Support Our Forthcoming Programme
Book Works bring out some of the most thoughtful and engaging experimental text being published anywhere today. Kudos to them for keeping this up for so many years without any visible reduction in quality. – AA Bronson
We are delighted to share details of our forthcoming 2026-27 programme of publications, and take this moment to ask you for your support.
For over 40 years Book Works has created genuine opportunities for artists and writers at the emerging stage of their careers to develop new, ambitious and innovative projects that benefit from our established publishing platform and international distribution network. Our forthcoming programme listed below, continues this experimental, and risk-taking approach.
Like many other arts organisations, and independent publishers, the economic and political climate presents us with significant challenges: rapidly rising costs, especially to energy and raw materials that has impacted paper prices; costs of postage and shipping have risen considerably, and are further effected by customs charges; despite the support of many independent bookshops, we operate in a risk-averse post-COVID landscape, impacting our sales. In this precarious climate, compounded by years of political upheaval, austerity, cuts to arts funding and a cost of living crisis which has impacted not only us as an organisation but the artists, writers and communities we work with, the need for transformative and generative programmes committed to nurturing and developing those without other forms of support is essential.
We hope you will be excited by the new programme, and consider becoming a Supporter, directly contributing to our core artist development work including our annual Open Submission series. Or joining our Readers Club to subscribe to all our new titles, for an annual cost of £60, (or monthly payments of £6) and become part of a community of Book Works’ readers.
We also welcome the generosity of our readers who make one-off donations to support our experimental, risk taking publishing and our programme of genre-disrupting works by emerging artists and writers.
Forthcoming programme 2026-27
We closed 2025 with two artists books The Truth and Untruth of Stones by Lucy Skaer, and distinguish the limit from the edge by Theresa Hak Kyung Cha and Jimmy Robert, and the first publication in our New Writing Series, The Kingdom by Yoel Noorali, described as ‘blistering, funny, and brokenhearted, like the best human writing.’ by Sam Lipsyte.

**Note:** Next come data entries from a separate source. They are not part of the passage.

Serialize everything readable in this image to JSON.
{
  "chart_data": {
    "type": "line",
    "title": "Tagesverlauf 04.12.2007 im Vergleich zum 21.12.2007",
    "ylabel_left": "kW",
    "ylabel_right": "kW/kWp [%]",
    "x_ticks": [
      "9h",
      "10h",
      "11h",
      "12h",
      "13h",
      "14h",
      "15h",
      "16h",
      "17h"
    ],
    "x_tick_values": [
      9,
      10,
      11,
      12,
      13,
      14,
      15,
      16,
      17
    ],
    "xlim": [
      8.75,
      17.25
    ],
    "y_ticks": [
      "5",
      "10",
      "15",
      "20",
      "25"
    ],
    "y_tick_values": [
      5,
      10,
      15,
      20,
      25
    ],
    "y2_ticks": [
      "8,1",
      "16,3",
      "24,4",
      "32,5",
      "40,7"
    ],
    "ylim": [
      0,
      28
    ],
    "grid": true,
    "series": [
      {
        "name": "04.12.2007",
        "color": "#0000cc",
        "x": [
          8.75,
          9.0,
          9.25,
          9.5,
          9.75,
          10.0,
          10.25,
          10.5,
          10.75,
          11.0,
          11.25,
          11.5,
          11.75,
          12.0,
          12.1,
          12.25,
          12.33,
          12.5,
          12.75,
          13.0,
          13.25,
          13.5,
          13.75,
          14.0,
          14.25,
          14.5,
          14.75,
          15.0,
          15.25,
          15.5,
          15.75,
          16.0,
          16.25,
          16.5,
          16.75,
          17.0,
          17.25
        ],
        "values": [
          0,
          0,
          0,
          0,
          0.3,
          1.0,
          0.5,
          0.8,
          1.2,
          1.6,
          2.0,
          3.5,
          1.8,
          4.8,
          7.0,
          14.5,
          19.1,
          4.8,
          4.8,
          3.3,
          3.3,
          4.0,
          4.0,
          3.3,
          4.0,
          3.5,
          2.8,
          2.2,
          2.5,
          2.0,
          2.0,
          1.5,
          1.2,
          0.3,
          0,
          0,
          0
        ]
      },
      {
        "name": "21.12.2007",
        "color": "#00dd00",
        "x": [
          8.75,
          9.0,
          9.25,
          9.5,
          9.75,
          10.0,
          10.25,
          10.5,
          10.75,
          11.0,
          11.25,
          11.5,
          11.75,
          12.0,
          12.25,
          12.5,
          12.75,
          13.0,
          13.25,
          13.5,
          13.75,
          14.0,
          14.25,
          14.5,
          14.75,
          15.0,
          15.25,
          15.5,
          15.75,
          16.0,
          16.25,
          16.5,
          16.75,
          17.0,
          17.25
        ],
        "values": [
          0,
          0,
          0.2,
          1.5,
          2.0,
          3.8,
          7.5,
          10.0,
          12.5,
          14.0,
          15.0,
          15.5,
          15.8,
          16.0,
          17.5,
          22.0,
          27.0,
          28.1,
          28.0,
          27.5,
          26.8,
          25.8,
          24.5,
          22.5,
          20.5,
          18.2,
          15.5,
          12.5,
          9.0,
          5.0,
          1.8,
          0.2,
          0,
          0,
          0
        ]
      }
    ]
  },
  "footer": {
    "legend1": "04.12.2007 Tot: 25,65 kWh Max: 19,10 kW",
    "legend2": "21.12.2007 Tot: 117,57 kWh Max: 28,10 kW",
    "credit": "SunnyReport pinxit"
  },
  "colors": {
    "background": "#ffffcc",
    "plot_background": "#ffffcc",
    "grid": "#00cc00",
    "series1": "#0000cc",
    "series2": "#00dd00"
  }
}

This new series, is dedicated to publishing outside the mainstream, with a focus on the emerging, out-of-print and off-kilter and forthcoming from the New Writing Series in 2026 are: Robert Frost, a poetic collaboration between Stacy Skolnik and Robert Frost. Poems from Robert Frost were awarded the 2025 Lisa Brannan Prize for emerging poets. Bad Omens, a lyrical narrative taking in the impact of nearly two decades of financial crisis, political defeat, cultural fragmentation, and grief from poet Luke Roberts; and the first published novel from cult writer Robyn Skyrme, Old Owl and Matt, a road trip novel about a young man haunted by the memory of a radio play from his childhood, a play whose prescience threatens his present love-life.
The two winning commissions from our open call Satirical Strains, guest edited by Holly Pester, were announced in January. We received almost one-hundred submissions and we are delighted that Laura Elliott and Gro Pechüle have been selected to publish in this series.
Other titles to be published this year include: The Circle by Bouchra Khalili, the conclusion of her ten-year investigation into the Arab Workers’ Movement (MTA), which focuses on its theatre troupes, Al Assifa (the tempest) and Al Halaka (the circle, the assembly); Our Bodies Are Not the Problem a new graphic artists book by Olivia Plender; Portmanteau by Hiba Ismail; Lantern Waqf by Sofia Niazi; and the launch of DUMMY, our new magazine of criticism dedicated to the obscure, difficult or overlooked. It will feature long-form writing on innovative, boundary-pushing work by artists and writers from historically underrepresented backgrounds and those supported by independent presses. Issue one is guest edited by Rachael Allen and Josie Mitchell and will be launched in July 2026.